Kolkata has the third highest mortality rate among India’s cities, and its cases are concentrated in infrastructure-deficient north and central Kolkata. In Delhi, Mangolpuri, Wazirpur and Shahdara are the hotspots. Even in the planned city of Chandigarh, a large number of cases have been reported from the Bapudham slum rehabilitation colony.

While researchers are still hard at work discovering more about the novel coronavirus and its effects on the human body, the highly localised crises in our urban centres is a desperate plea to organise our cities differently. In the 19th century, a cholera epidemic in London prompted the city to modernise its sanitation systems. During the first industrial revolution in Europe, city officials introduced housing regulations to prevent overcrowding and improve access to natural light and ventilation. And when the plague swept through Bombay in the late 19th century, the British government setup the Bombay and Calcutta Improvement Trusts to improve public health and hygiene in cities.

Way forward

However, after the onset of globalisation and neoliberal reforms in the early 1990s, privatisation of infrastructure became the new normal, and replaced the public purpose of cities. Economic growth and land monetisation overshadowed urban resilience against diseases and disasters.

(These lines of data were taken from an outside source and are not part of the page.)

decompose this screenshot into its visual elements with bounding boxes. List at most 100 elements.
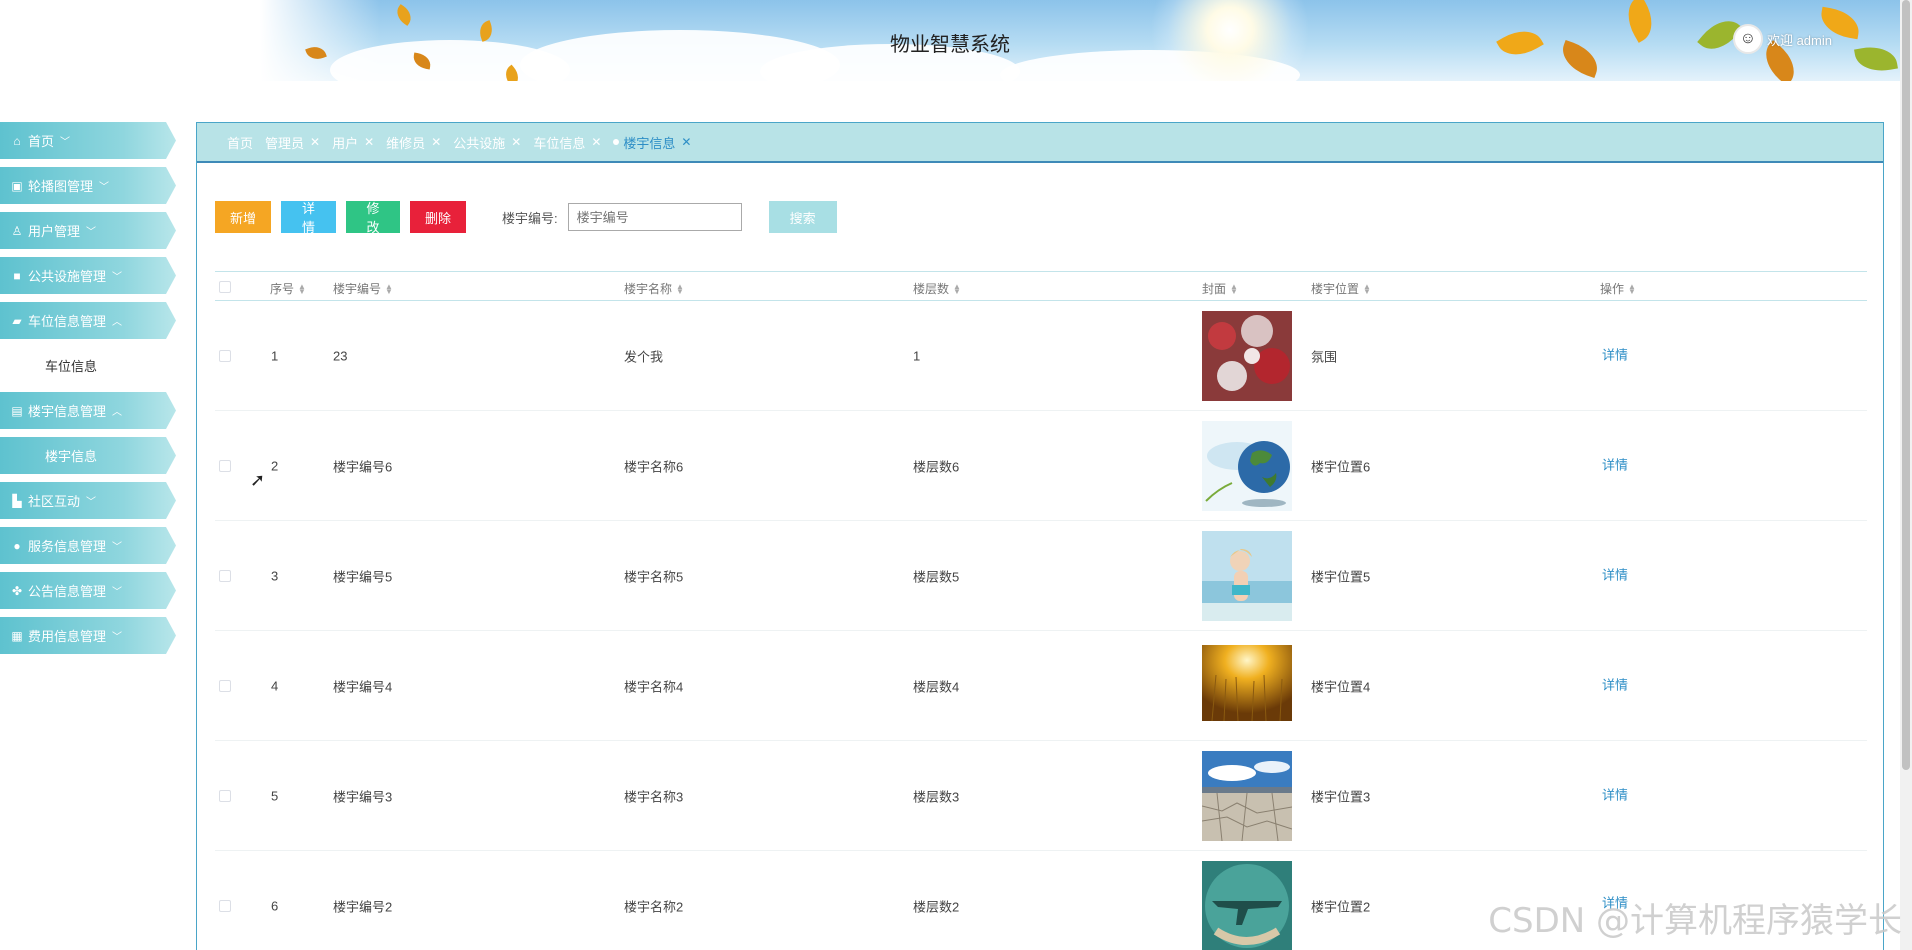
- table-row[interactable]: 5 楼宇编号3 楼宇名称3 楼层数3 楼宇位置3 详情: [215, 741, 1867, 851]
- column-header[interactable]: 封面 ▲ ▼: [1202, 280, 1238, 297]
- sidebar-item-home[interactable]: ⌂ 首页 ﹀: [0, 122, 176, 159]
- system-title: 物业智慧系统: [890, 34, 1010, 56]
- close-icon[interactable]: ✕: [364, 135, 374, 149]
- detail-link[interactable]: 详情: [1602, 344, 1628, 363]
- row-checkbox[interactable]: [219, 680, 231, 692]
- home-icon: ⌂: [13, 133, 21, 148]
- app-root: 物业智慧系统 ☺ 欢迎 admin ⌂ 首页 ﹀ ▣ 轮播图管理 ﹀ ♙ 用户管…: [0, 0, 1912, 950]
- close-icon[interactable]: ✕: [310, 135, 320, 149]
- edit-button[interactable]: 修改: [346, 201, 400, 235]
- table-row[interactable]: 1 23 发个我 1 氛围 详情: [215, 301, 1867, 411]
- sidebar-item-carousel[interactable]: ▣ 轮播图管理 ﹀: [0, 167, 176, 204]
- cell-location: 楼宇位置2: [1311, 899, 1371, 915]
- vertical-scrollbar[interactable]: [1900, 0, 1912, 950]
- row-checkbox[interactable]: [219, 570, 231, 582]
- detail-link[interactable]: 详情: [1602, 454, 1628, 473]
- tab-parking-info[interactable]: 车位信息 ✕: [533, 133, 601, 152]
- cell-index: 2: [271, 458, 279, 473]
- tab-building-info[interactable]: 楼宇信息 ✕: [613, 133, 691, 152]
- cell-index: 4: [271, 678, 279, 693]
- table-row[interactable]: 4 楼宇编号4 楼宇名称4 楼层数4 楼宇位置4 详情: [215, 631, 1867, 741]
- cell-name: 楼宇名称4: [624, 679, 684, 694]
- close-icon[interactable]: ✕: [511, 135, 521, 149]
- sidebar-item-services[interactable]: ● 服务信息管理 ﹀: [0, 527, 176, 564]
- search-label: 楼宇编号:: [502, 210, 558, 226]
- table-row[interactable]: 3 楼宇编号5 楼宇名称5 楼层数5 楼宇位置5 详情: [215, 521, 1867, 631]
- cell-index: 5: [271, 788, 279, 803]
- chevron-down-icon: ﹀: [112, 272, 123, 283]
- chevron-down-icon: ﹀: [86, 497, 97, 508]
- detail-link[interactable]: 详情: [1602, 784, 1628, 803]
- column-header[interactable]: 楼宇编号 ▲ ▼: [333, 280, 393, 297]
- sidebar-subitem-parking-info[interactable]: 车位信息: [0, 347, 176, 384]
- detail-button[interactable]: 详情: [281, 201, 336, 235]
- sidebar-item-users[interactable]: ♙ 用户管理 ﹀: [0, 212, 176, 249]
- welcome-text: 欢迎 admin: [1766, 32, 1832, 48]
- table-row[interactable]: 2 楼宇编号6 楼宇名称6 楼层数6 楼宇位置6 详情: [215, 411, 1867, 521]
- row-checkbox[interactable]: [219, 900, 231, 912]
- row-checkbox[interactable]: [219, 350, 231, 362]
- sidebar-item-notices[interactable]: ✤ 公告信息管理 ﹀: [0, 572, 176, 609]
- chevron-down-icon: ﹀: [86, 227, 97, 238]
- scrollbar-thumb[interactable]: [1902, 0, 1910, 770]
- cell-floors: 楼层数3: [913, 789, 960, 804]
- detail-link[interactable]: 详情: [1602, 564, 1628, 583]
- tab-users[interactable]: 用户 ✕: [332, 133, 374, 152]
- cover-image: [1202, 861, 1292, 950]
- cover-image: [1201, 750, 1293, 841]
- chevron-up-icon: ︿: [112, 317, 123, 328]
- cell-code: 楼宇编号4: [333, 679, 393, 694]
- chevron-down-icon: ﹀: [60, 137, 71, 148]
- delete-button[interactable]: 删除: [410, 201, 466, 233]
- close-icon[interactable]: ✕: [431, 135, 441, 149]
- column-header[interactable]: 操作 ▲ ▼: [1600, 280, 1636, 297]
- cell-floors: 楼层数2: [913, 899, 960, 915]
- user-avatar-icon[interactable]: ☺: [1732, 24, 1763, 54]
- cell-code: 23: [333, 348, 348, 363]
- cell-index: 3: [271, 568, 279, 583]
- search-button[interactable]: 搜索: [768, 201, 837, 233]
- table-header: 序号 ▲ ▼ 楼宇编号 ▲ ▼ 楼宇名称 ▲ ▼ 楼层数 ▲ ▼ 封面 ▲ ▼ 楼宇位置 ▲ ▼ 操作 ▲…: [215, 271, 1867, 301]
- select-all-checkbox[interactable]: [219, 281, 231, 293]
- car-icon: ▰: [12, 313, 22, 328]
- cell-location: 楼宇位置4: [1311, 679, 1371, 694]
- chevron-down-icon: ﹀: [99, 182, 110, 193]
- cell-floors: 楼层数4: [913, 679, 960, 694]
- sidebar-subitem-building-info[interactable]: 楼宇信息: [0, 437, 176, 474]
- row-checkbox[interactable]: [219, 790, 231, 802]
- column-header[interactable]: 序号 ▲ ▼: [270, 280, 306, 297]
- toolbar: 新增 详情 修改 删除 楼宇编号: 搜索: [215, 201, 837, 235]
- column-header[interactable]: 楼宇位置 ▲ ▼: [1311, 280, 1371, 297]
- watermark: CSDN @计算机程序猿学长: [1488, 901, 1902, 941]
- sidebar-item-buildings[interactable]: ▤ 楼宇信息管理 ︿: [0, 392, 176, 429]
- cell-name: 发个我: [624, 349, 664, 364]
- close-icon[interactable]: ✕: [591, 135, 601, 149]
- sort-icon: ▲ ▼: [1628, 281, 1636, 296]
- detail-link[interactable]: 详情: [1602, 674, 1628, 693]
- sidebar-item-community[interactable]: ▙ 社区互动 ﹀: [0, 482, 176, 519]
- fee-icon: ▦: [11, 628, 23, 643]
- tab-repairmen[interactable]: 维修员 ✕: [386, 133, 441, 152]
- close-icon[interactable]: ✕: [681, 135, 691, 149]
- cell-location: 楼宇位置6: [1311, 459, 1371, 474]
- column-header[interactable]: 楼宇名称 ▲ ▼: [624, 280, 684, 297]
- chat-icon: ▙: [12, 493, 22, 508]
- row-checkbox[interactable]: [219, 460, 231, 472]
- cell-name: 楼宇名称3: [624, 789, 684, 804]
- sidebar-item-facilities[interactable]: ■ 公共设施管理 ﹀: [0, 257, 176, 294]
- tab-facilities[interactable]: 公共设施 ✕: [453, 133, 521, 152]
- user-menu[interactable]: ☺ 欢迎 admin: [1732, 24, 1832, 54]
- sort-icon: ▲ ▼: [385, 281, 393, 296]
- sidebar-item-fees[interactable]: ▦ 费用信息管理 ﹀: [0, 617, 176, 654]
- cell-code: 楼宇编号6: [333, 459, 393, 474]
- cell-location: 楼宇位置5: [1311, 569, 1371, 584]
- sidebar-item-parking[interactable]: ▰ 车位信息管理 ︿: [0, 302, 176, 339]
- cover-image: [1202, 530, 1292, 621]
- tab-home[interactable]: 首页: [227, 133, 253, 152]
- cell-floors: 楼层数6: [913, 459, 960, 474]
- add-button[interactable]: 新增: [215, 201, 271, 233]
- column-header[interactable]: 楼层数 ▲ ▼: [913, 280, 961, 297]
- tabs-bar: 首页 管理员 ✕ 用户 ✕ 维修员 ✕ 公共设施 ✕ 车位信息 ✕ 楼宇信息 ✕: [197, 123, 1883, 163]
- tab-admin[interactable]: 管理员 ✕: [265, 133, 320, 152]
- search-input[interactable]: [567, 203, 742, 231]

India’s urban development strategy in the last three decades has prioritised international connectedness, hyper-commodification of land, marginalisation of the poor and an increased informality of labour and life. The pandemic has simply exposed the resulting lack of an urban safety net and the extreme vulnerability of these people.

Going ahead, we must put inclusivity before economic growth. Tools like social housing and inclusive zoning can restore the pro-poor orientation and incorporate their priorities in future city development.

On the institutional front: the 74th constitutional amendment enforced municipal elections in the country – but the other provisions to devolve authority and development responsibilities are pending. Karnataka’s and Kerala’s experiences have shown that elected panchayats and municipalities can successfully respond and contain a disease outbreak Since the principle of subsidiarity can effectively ensure resilience at the grassroots, empowering local self-government should be our immediate priority.

So, are we going to reset our city development strategies or let our urban future drift?

Souvanic Roy is a professor of urban planning at the Indian Institute of Engineering Science and Technology (IIEST), Shibpur.